Research published today in the journal ‘Brain’ shows that two existing drugs can block the death of brain cells in mice with neurodegenerative disease.
Scientists led by Prof Giovanna Mallucci at the University of Cambridge have demonstrated that trazodone, a licensed antidepressant, and ‘DBM’, a compound found in liquorice that is being tested in cancer, both stave off the demise of mouse brain cells by acting on a natural defence mechanism called the ‘unfolded protein response’.
Many neurodegenerative diseases, including PSP, CBD and frontotemporal dementia, are characterized by the build up of tangled, or ‘misfolded’, proteins such as tau. The unfolded protein response is the body’s attempt to deal with this by suspending protein production in the cell. However, the over-activation of this response in neurodegenerative disease may eventually lead to complete cell shut down and cell death.

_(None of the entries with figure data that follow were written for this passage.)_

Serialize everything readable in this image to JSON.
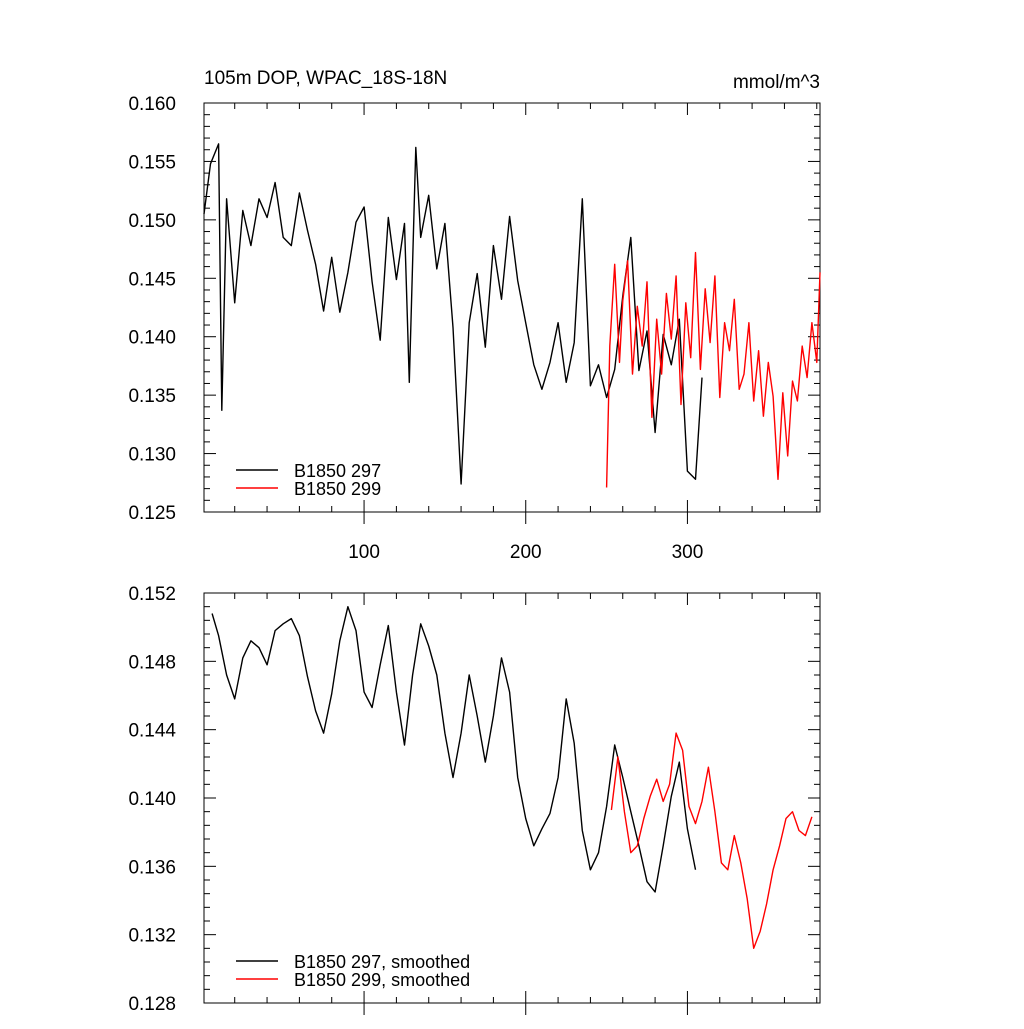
{
  "colors": {
    "series_1": "#000000",
    "series_2": "#ff0000",
    "axis": "#000000",
    "background": "#ffffff"
  },
  "chart_data": [
    {
      "type": "line",
      "title": "105m DOP, WPAC_18S-18N",
      "units": "mmol/m^3",
      "xlim": [
        1,
        382
      ],
      "ylim": [
        0.125,
        0.16
      ],
      "yticks": [
        "0.160",
        "0.155",
        "0.150",
        "0.145",
        "0.140",
        "0.135",
        "0.130",
        "0.125"
      ],
      "yticks_values": [
        0.16,
        0.155,
        0.15,
        0.145,
        0.14,
        0.135,
        0.13,
        0.125
      ],
      "xticks": [
        "100",
        "200",
        "300"
      ],
      "xticks_values": [
        100,
        200,
        300
      ],
      "grid": false,
      "legend_position": "bottom-left",
      "series": [
        {
          "name": "B1850 297",
          "color": "#000000",
          "x": [
            1,
            5,
            10,
            12,
            15,
            20,
            25,
            30,
            35,
            40,
            45,
            50,
            55,
            60,
            65,
            70,
            75,
            80,
            85,
            90,
            95,
            100,
            105,
            110,
            115,
            120,
            125,
            128,
            132,
            135,
            140,
            145,
            150,
            155,
            160,
            165,
            170,
            175,
            180,
            185,
            190,
            195,
            200,
            205,
            210,
            215,
            220,
            225,
            230,
            235,
            240,
            245,
            250,
            255,
            260,
            265,
            270,
            275,
            280,
            285,
            290,
            295,
            300,
            305,
            309
          ],
          "values": [
            0.1505,
            0.1548,
            0.1565,
            0.1337,
            0.1518,
            0.1429,
            0.1508,
            0.1478,
            0.1518,
            0.1502,
            0.1532,
            0.1485,
            0.1478,
            0.1523,
            0.1491,
            0.1462,
            0.1422,
            0.1468,
            0.1421,
            0.1455,
            0.1498,
            0.1511,
            0.1447,
            0.1397,
            0.1502,
            0.1449,
            0.1497,
            0.1361,
            0.1562,
            0.1485,
            0.1521,
            0.1458,
            0.1497,
            0.1408,
            0.1274,
            0.1412,
            0.1454,
            0.1391,
            0.1478,
            0.1432,
            0.1503,
            0.1448,
            0.1412,
            0.1376,
            0.1355,
            0.1378,
            0.1412,
            0.1361,
            0.1395,
            0.1518,
            0.1358,
            0.1376,
            0.1348,
            0.1372,
            0.1435,
            0.1485,
            0.1371,
            0.1405,
            0.1318,
            0.1402,
            0.1376,
            0.1415,
            0.1285,
            0.1278,
            0.1365
          ]
        },
        {
          "name": "B1850 299",
          "color": "#ff0000",
          "x": [
            250,
            252,
            255,
            258,
            260,
            263,
            266,
            269,
            272,
            275,
            278,
            281,
            284,
            287,
            290,
            293,
            296,
            299,
            302,
            305,
            308,
            311,
            314,
            317,
            320,
            323,
            326,
            329,
            332,
            335,
            338,
            341,
            344,
            347,
            350,
            353,
            356,
            359,
            362,
            365,
            368,
            371,
            374,
            377,
            380,
            382
          ],
          "values": [
            0.1271,
            0.1392,
            0.1462,
            0.1378,
            0.1431,
            0.1465,
            0.1368,
            0.1426,
            0.1392,
            0.1447,
            0.1331,
            0.1415,
            0.1368,
            0.1437,
            0.1398,
            0.1452,
            0.1342,
            0.1429,
            0.1382,
            0.1472,
            0.1372,
            0.1441,
            0.1395,
            0.1452,
            0.1348,
            0.1412,
            0.1388,
            0.1432,
            0.1355,
            0.1368,
            0.1412,
            0.1345,
            0.1388,
            0.1332,
            0.1378,
            0.1349,
            0.1278,
            0.1352,
            0.1298,
            0.1362,
            0.1345,
            0.1392,
            0.1365,
            0.1412,
            0.1378,
            0.1455
          ]
        }
      ]
    },
    {
      "type": "line",
      "xlim": [
        1,
        382
      ],
      "ylim": [
        0.128,
        0.152
      ],
      "yticks": [
        "0.152",
        "0.148",
        "0.144",
        "0.140",
        "0.136",
        "0.132",
        "0.128"
      ],
      "yticks_values": [
        0.152,
        0.148,
        0.144,
        0.14,
        0.136,
        0.132,
        0.128
      ],
      "grid": false,
      "legend_position": "bottom-left",
      "series": [
        {
          "name": "B1850 297, smoothed",
          "color": "#000000",
          "x": [
            6,
            10,
            15,
            20,
            25,
            30,
            35,
            40,
            45,
            50,
            55,
            60,
            65,
            70,
            75,
            80,
            85,
            90,
            95,
            100,
            105,
            110,
            115,
            120,
            125,
            130,
            135,
            140,
            145,
            150,
            155,
            160,
            165,
            170,
            175,
            180,
            185,
            190,
            195,
            200,
            205,
            210,
            215,
            220,
            225,
            230,
            235,
            240,
            245,
            250,
            255,
            260,
            265,
            270,
            275,
            280,
            285,
            290,
            295,
            300,
            305
          ],
          "values": [
            0.1508,
            0.1495,
            0.1472,
            0.1458,
            0.1482,
            0.1492,
            0.1488,
            0.1478,
            0.1498,
            0.1502,
            0.1505,
            0.1495,
            0.1471,
            0.1451,
            0.1438,
            0.1461,
            0.1492,
            0.1512,
            0.1498,
            0.1462,
            0.1453,
            0.1478,
            0.1501,
            0.1462,
            0.1431,
            0.1472,
            0.1502,
            0.1489,
            0.1472,
            0.1438,
            0.1412,
            0.1438,
            0.1472,
            0.1448,
            0.1421,
            0.1448,
            0.1482,
            0.1462,
            0.1412,
            0.1388,
            0.1372,
            0.1382,
            0.1391,
            0.1412,
            0.1458,
            0.1432,
            0.1381,
            0.1358,
            0.1368,
            0.1395,
            0.1431,
            0.1412,
            0.1392,
            0.1372,
            0.1351,
            0.1345,
            0.1372,
            0.1401,
            0.1421,
            0.1382,
            0.1358
          ]
        },
        {
          "name": "B1850 299, smoothed",
          "color": "#ff0000",
          "x": [
            253,
            257,
            261,
            265,
            269,
            273,
            277,
            281,
            285,
            289,
            293,
            297,
            301,
            305,
            309,
            313,
            317,
            321,
            325,
            329,
            333,
            337,
            341,
            345,
            349,
            353,
            357,
            361,
            365,
            369,
            373,
            377
          ],
          "values": [
            0.1393,
            0.1424,
            0.1392,
            0.1368,
            0.1372,
            0.1388,
            0.1401,
            0.1411,
            0.1398,
            0.1408,
            0.1438,
            0.1428,
            0.1395,
            0.1385,
            0.1398,
            0.1418,
            0.1392,
            0.1362,
            0.1358,
            0.1378,
            0.1362,
            0.1341,
            0.1312,
            0.1322,
            0.1338,
            0.1358,
            0.1372,
            0.1388,
            0.1392,
            0.1381,
            0.1378,
            0.1389
          ]
        }
      ]
    }
  ]
}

Prof Mallucci’s team screened many hundreds of existing drugs in the lab for their ability to reduce the unfolded protein response. They then went on to test trazodone and DBM in mice with gene mutations leading to the animal form of frontotemporal dementia associated with tau accumulation. The drugs prevented the death of brain cells and the mice also improved in memory tests.

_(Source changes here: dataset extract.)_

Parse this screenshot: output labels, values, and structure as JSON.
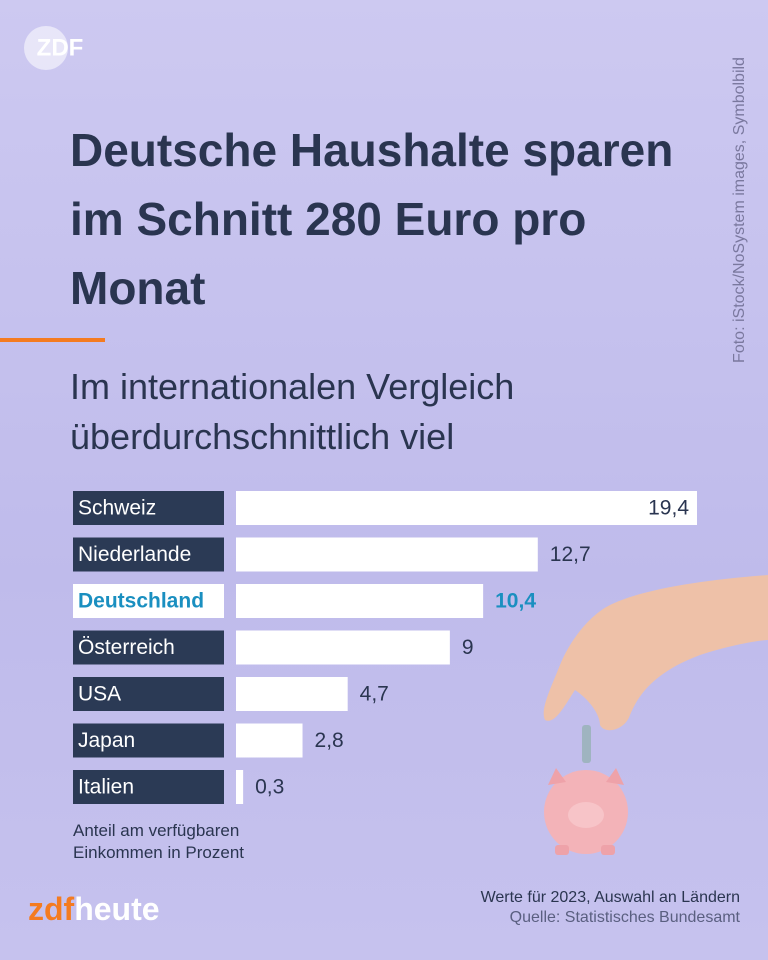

Prof James Rowe, a member of the team running PSPA’s PROSPECT study and a colleague of Prof Mallucci’s at Cambridge, said: “This is a very exciting breakthrough. There is still some way to go to show this is safe and effective in people with PSP, rather than mice, and to know when to treat people and at what dose. But, PSP is an ideal condition to test these drugs and we need a thorough clinical trial to establish whether they are of benefit for patients.”
Prof Rowe also added a note of caution: “Even though trazodone is widely used in psychiatry and occasionally for symptom relief in PSP, it is not without side effects, including drowsiness and possibly some increased risk of falls, so I would recommend that it only be used under specialised supervision where clinically necessary or in a clinical trial.”